In a revealing incident at the beginning of Michigan State’s new academic year, writing professor William Penn went off on a rant aimed at Republicans. Fortunately, a student captured it on video, which is included in this story on Inside Higher Ed.
Among Professor Penn’s comments were such ideas as these:
“If you go to a Republican convention in Florida, you see all those old people with their skin cells sloughing off them – they’re cheap.”
“They don’t want to pay taxes because they’ve already raped this country and gotten everything out of it they possibly could.”
Republicans are “greedy bastards” who “are rich like Mitt Romney and hide all their income offshore in the Cayman Islands.”
But wait – Penn told his students, “I don’t mean to offend you.” If not, however, then why begin the class with such patently offensive remarks? Moreover, why would any college faculty member, especially one with decades of experience, think it appropriate to waste class time babbling away about his personal animosities?

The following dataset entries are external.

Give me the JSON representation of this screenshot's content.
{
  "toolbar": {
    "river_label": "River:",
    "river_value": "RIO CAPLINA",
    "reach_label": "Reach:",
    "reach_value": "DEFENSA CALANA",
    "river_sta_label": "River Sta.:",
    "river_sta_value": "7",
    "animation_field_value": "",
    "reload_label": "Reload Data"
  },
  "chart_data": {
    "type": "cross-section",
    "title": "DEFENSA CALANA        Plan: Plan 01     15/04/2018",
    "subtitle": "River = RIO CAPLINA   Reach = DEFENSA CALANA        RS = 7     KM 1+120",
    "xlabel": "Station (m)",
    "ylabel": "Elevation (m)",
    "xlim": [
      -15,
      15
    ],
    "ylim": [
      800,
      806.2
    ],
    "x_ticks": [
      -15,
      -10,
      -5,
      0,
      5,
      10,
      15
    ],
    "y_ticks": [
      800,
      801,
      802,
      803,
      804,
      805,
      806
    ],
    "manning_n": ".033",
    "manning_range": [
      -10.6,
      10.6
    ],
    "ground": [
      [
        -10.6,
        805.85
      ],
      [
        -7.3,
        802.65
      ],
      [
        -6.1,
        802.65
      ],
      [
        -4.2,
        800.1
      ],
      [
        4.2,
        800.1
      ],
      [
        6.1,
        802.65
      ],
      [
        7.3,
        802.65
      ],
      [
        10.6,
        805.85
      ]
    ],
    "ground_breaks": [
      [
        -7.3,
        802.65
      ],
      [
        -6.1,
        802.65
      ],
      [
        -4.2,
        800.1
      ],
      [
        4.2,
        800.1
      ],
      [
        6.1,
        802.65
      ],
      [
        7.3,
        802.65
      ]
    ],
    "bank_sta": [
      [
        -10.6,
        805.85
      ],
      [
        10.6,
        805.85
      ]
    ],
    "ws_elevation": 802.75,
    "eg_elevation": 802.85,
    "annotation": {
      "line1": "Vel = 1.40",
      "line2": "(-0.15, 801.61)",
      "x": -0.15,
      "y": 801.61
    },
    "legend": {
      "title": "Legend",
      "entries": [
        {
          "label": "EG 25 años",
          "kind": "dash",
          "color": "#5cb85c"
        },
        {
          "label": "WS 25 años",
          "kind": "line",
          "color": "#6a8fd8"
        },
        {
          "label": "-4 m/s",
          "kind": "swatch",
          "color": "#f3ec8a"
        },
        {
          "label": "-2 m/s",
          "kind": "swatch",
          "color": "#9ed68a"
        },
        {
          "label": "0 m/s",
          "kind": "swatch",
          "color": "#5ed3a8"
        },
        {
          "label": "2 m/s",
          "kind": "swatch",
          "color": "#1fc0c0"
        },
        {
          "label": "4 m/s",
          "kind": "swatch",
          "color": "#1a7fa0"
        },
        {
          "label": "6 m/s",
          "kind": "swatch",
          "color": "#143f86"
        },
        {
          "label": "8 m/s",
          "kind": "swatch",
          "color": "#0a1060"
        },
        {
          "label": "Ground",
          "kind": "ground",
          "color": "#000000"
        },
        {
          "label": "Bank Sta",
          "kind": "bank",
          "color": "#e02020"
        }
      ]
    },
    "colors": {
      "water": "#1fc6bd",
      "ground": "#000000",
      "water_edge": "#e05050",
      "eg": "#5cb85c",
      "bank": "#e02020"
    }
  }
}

Penn’s verbal assault on Republicans was somewhat less offensive than Ward Churchill’s famous line that the people killed in the World Trade Towers on 9/11 were like “little Eichmanns” but Churchill wrote that in an essay rather than lashing out at students seated in front of him.
Michigan State officials have decided to turn Penn’s course, “Literatures, Cultures, Identities,” over to another faculty member. Since Penn is the recipient of a Michigan State “Distinguished Faculty Award,” you might think that his students are losing an excellent instructor who just happens to have a bit of a problem with running off at the mouth. If you read the comments from students who have taken him in the past, however, you find that, far from an excellent instructor, most think that he is terrible.
After being called into meeting with the dean, Penn admitted that his remarks were “inappropriate, disrespectful and offensive and may have negatively affected the learning environment.” Because he has tenure, though, all MSU can do is administer a slap on the wrist.
What is especially interesting about this incident is the way it undermines one of the standard arguments we hear for “diversity” – namely that when colleges and universities recruit students from various backgrounds and ancestries, that leads to the breaking down of stereotypes and promotes cross-cultural understanding. For years, Penn has had numerous white, conservative, Republican students and yet he holds on to nasty, demeaning ideas about them.
If “diversity” really breaks down stereotypes and promotes understanding, you would think that it would work at least as much on veteran professors as on college students. Obviously not in this case.
Perhaps that lovely theory about the “educational benefits” of diversity isn’t true after all.